I just want to confirm the behavior the dispersion estimate in DESeq2. I simulated some data with a true dispersion of 0 using the following:
require(DESeq2)
ngenes <- 5000
reps <- 3
freq.cv <- 2
sample.reads <- 1E6
sdlog <- sqrt( log( freq.cv^2+1 ) )
frequencies <- rlnorm(ngenes, sdlog=sdlog)
frequencies <- frequencies/sum(frequencies)
A <- NULL
mu <- frequencies * sample.reads
for (j in 1:(2*reps)) {
A <- cbind(A, rpois(ngenes, mu))
}
colnames(A) <- c(paste('untreated.', 1:reps, sep=''), paste('treated.', 1:reps, sep=''))
colData <- data.frame(c(rep('untreated',reps), rep('treated',reps)))
rownames(colData) <- names(A)
names(colData) <- 'condition'
cds <- DESeqDataSetFromMatrix(A, colData, ~condition)

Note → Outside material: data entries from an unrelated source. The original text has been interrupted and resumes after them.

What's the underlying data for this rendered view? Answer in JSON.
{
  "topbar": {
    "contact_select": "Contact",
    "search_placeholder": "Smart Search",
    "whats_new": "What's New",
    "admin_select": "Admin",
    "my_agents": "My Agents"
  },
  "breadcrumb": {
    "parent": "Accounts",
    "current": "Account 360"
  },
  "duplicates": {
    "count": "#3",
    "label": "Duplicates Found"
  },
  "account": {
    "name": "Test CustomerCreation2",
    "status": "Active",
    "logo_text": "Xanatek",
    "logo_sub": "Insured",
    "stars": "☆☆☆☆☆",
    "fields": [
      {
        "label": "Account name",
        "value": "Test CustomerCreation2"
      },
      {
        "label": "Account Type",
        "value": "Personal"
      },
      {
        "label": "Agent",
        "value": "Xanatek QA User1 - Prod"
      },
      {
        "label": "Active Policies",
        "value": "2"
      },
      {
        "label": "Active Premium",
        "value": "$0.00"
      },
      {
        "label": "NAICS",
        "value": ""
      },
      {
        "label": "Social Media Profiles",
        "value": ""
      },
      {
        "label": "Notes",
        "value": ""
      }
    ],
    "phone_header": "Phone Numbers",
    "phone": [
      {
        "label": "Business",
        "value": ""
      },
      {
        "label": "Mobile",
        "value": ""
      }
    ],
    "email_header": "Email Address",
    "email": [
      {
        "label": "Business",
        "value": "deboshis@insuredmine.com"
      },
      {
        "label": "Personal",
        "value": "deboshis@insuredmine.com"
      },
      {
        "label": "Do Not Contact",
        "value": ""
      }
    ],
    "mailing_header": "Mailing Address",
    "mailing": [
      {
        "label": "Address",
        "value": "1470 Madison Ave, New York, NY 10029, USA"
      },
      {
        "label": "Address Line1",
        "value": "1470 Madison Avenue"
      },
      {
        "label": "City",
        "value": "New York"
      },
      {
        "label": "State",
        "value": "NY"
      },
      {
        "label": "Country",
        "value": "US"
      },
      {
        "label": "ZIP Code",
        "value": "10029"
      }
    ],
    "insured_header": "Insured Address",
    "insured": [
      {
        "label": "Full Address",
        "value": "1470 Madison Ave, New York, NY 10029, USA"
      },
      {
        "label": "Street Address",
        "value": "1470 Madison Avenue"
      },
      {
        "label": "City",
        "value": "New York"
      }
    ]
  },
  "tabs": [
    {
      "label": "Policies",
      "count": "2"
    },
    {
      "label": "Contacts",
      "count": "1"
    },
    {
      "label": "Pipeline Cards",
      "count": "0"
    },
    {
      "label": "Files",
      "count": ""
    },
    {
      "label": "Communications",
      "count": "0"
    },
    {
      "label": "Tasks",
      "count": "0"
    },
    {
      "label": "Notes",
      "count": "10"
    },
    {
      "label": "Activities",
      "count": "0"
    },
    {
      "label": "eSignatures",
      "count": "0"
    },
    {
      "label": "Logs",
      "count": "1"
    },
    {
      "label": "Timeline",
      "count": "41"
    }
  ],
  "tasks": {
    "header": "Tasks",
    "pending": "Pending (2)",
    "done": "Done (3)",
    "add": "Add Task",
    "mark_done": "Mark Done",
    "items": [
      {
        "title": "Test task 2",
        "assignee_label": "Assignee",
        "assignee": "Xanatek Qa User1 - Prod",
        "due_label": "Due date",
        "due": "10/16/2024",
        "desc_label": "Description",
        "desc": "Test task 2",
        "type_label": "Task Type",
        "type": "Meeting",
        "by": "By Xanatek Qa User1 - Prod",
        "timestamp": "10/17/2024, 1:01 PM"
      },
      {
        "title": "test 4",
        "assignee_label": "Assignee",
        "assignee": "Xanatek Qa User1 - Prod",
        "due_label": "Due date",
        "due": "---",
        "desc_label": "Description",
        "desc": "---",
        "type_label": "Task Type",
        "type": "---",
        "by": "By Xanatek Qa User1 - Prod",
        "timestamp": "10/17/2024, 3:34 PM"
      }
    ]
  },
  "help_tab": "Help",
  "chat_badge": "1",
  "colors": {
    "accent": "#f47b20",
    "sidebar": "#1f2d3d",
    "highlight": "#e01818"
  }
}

cds <- estimateSizeFactors(cds)
cds <- DESeq(cds, fitType='parametric')
plotDispEsts(cds, CV=TRUE)
x <- 1:10000
y <- 1/sqrt(x)
lines(x,y,col='green',lwd=2)
And the CV plot is
It looks like the estimated dispersion pretty much tracks the Poisson variance. I would expect the variance of the negative binomial itself to be equal to the Poisson variance when the true dispersion is 0. Does this mean the overall estimated variance of the negative binomial is twice that of the Poisson variance when the true dispersion 0? I recognize this won't add much to the variance at high counts but seems like at low counts it would overestimate the variance by a factor of two. Is this correct?
Many thanks for any clarification here.